Facebook Opens Paris Lab, Tackles AI, Image Recognition

Investing further in artificial intelligence, Facebook is officially opening a new research lab in Paris.

Like its existing AI teams in Menlo Park, New York and London, the Paris hub will be expected to tackle long-term research projects in image recognition, natural language processing, speech recognition and the kinds of physical and logical infrastructure required to run these systems.

“It’s our hope that this research will ultimately help us make services like News Feed, photos and search even better and enable an entirely new set of ways to connect and share,” Facebook’s research team explains in a new blog post.

Facebook chose Paris because France is recognized as a hotbed for AI research -- not to mention the home nation of Yann LeCun, the head of Facebook AI Research (FAIR) since late 2013.
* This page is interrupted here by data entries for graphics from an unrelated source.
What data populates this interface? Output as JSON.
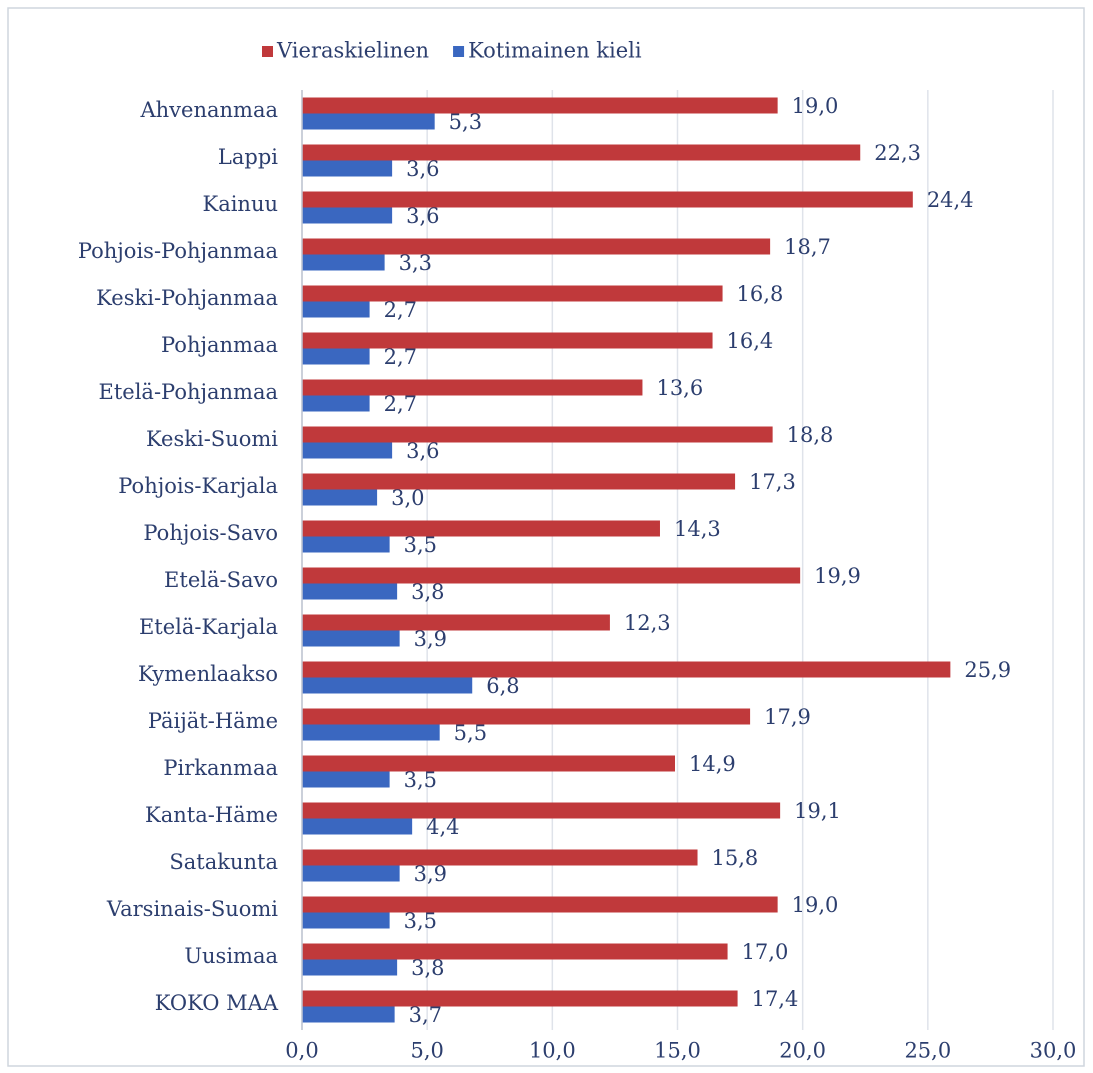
{
  "chart_data": {
    "type": "bar",
    "orientation": "horizontal",
    "categories": [
      "Ahvenanmaa",
      "Lappi",
      "Kainuu",
      "Pohjois-Pohjanmaa",
      "Keski-Pohjanmaa",
      "Pohjanmaa",
      "Etelä-Pohjanmaa",
      "Keski-Suomi",
      "Pohjois-Karjala",
      "Pohjois-Savo",
      "Etelä-Savo",
      "Etelä-Karjala",
      "Kymenlaakso",
      "Päijät-Häme",
      "Pirkanmaa",
      "Kanta-Häme",
      "Satakunta",
      "Varsinais-Suomi",
      "Uusimaa",
      "KOKO MAA"
    ],
    "series": [
      {
        "name": "Vieraskielinen",
        "color": "#c0393b",
        "values": [
          19.0,
          22.3,
          24.4,
          18.7,
          16.8,
          16.4,
          13.6,
          18.8,
          17.3,
          14.3,
          19.9,
          12.3,
          25.9,
          17.9,
          14.9,
          19.1,
          15.8,
          19.0,
          17.0,
          17.4
        ],
        "value_labels": [
          "19,0",
          "22,3",
          "24,4",
          "18,7",
          "16,8",
          "16,4",
          "13,6",
          "18,8",
          "17,3",
          "14,3",
          "19,9",
          "12,3",
          "25,9",
          "17,9",
          "14,9",
          "19,1",
          "15,8",
          "19,0",
          "17,0",
          "17,4"
        ]
      },
      {
        "name": "Kotimainen kieli",
        "color": "#3a67c0",
        "values": [
          5.3,
          3.6,
          3.6,
          3.3,
          2.7,
          2.7,
          2.7,
          3.6,
          3.0,
          3.5,
          3.8,
          3.9,
          6.8,
          5.5,
          3.5,
          4.4,
          3.9,
          3.5,
          3.8,
          3.7
        ],
        "value_labels": [
          "5,3",
          "3,6",
          "3,6",
          "3,3",
          "2,7",
          "2,7",
          "2,7",
          "3,6",
          "3,0",
          "3,5",
          "3,8",
          "3,9",
          "6,8",
          "5,5",
          "3,5",
          "4,4",
          "3,9",
          "3,5",
          "3,8",
          "3,7"
        ]
      }
    ],
    "xlim": [
      0,
      30
    ],
    "xticks": [
      {
        "value": 0,
        "label": "0,0"
      },
      {
        "value": 5,
        "label": "5,0"
      },
      {
        "value": 10,
        "label": "10,0"
      },
      {
        "value": 15,
        "label": "15,0"
      },
      {
        "value": 20,
        "label": "20,0"
      },
      {
        "value": 25,
        "label": "25,0"
      },
      {
        "value": 30,
        "label": "30,0"
      }
    ],
    "grid": true,
    "legend": "top"
  }
}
A professor at New York University, LeCun is one of the world’s leading figures on deep learning and machine learning. He has been doing pioneering work in AI since the 1980s.

Facebook’s AI efforts follow steps by other Web giants like Google and Yahoo to harness deep learning to enhance their services. Futurist and AI expert Ray Kurzweil, for instance, joined Google in 2013 after Larry Page convinced him to explore concepts in his book “How To Create A Mind.”

Along with the new lab, Facebook said it hopes to work openly with and invest in the AI research community in France, and the European Union. To that end, the company already has a collaborative agreement in place with INRIA, a top research institute in Paris.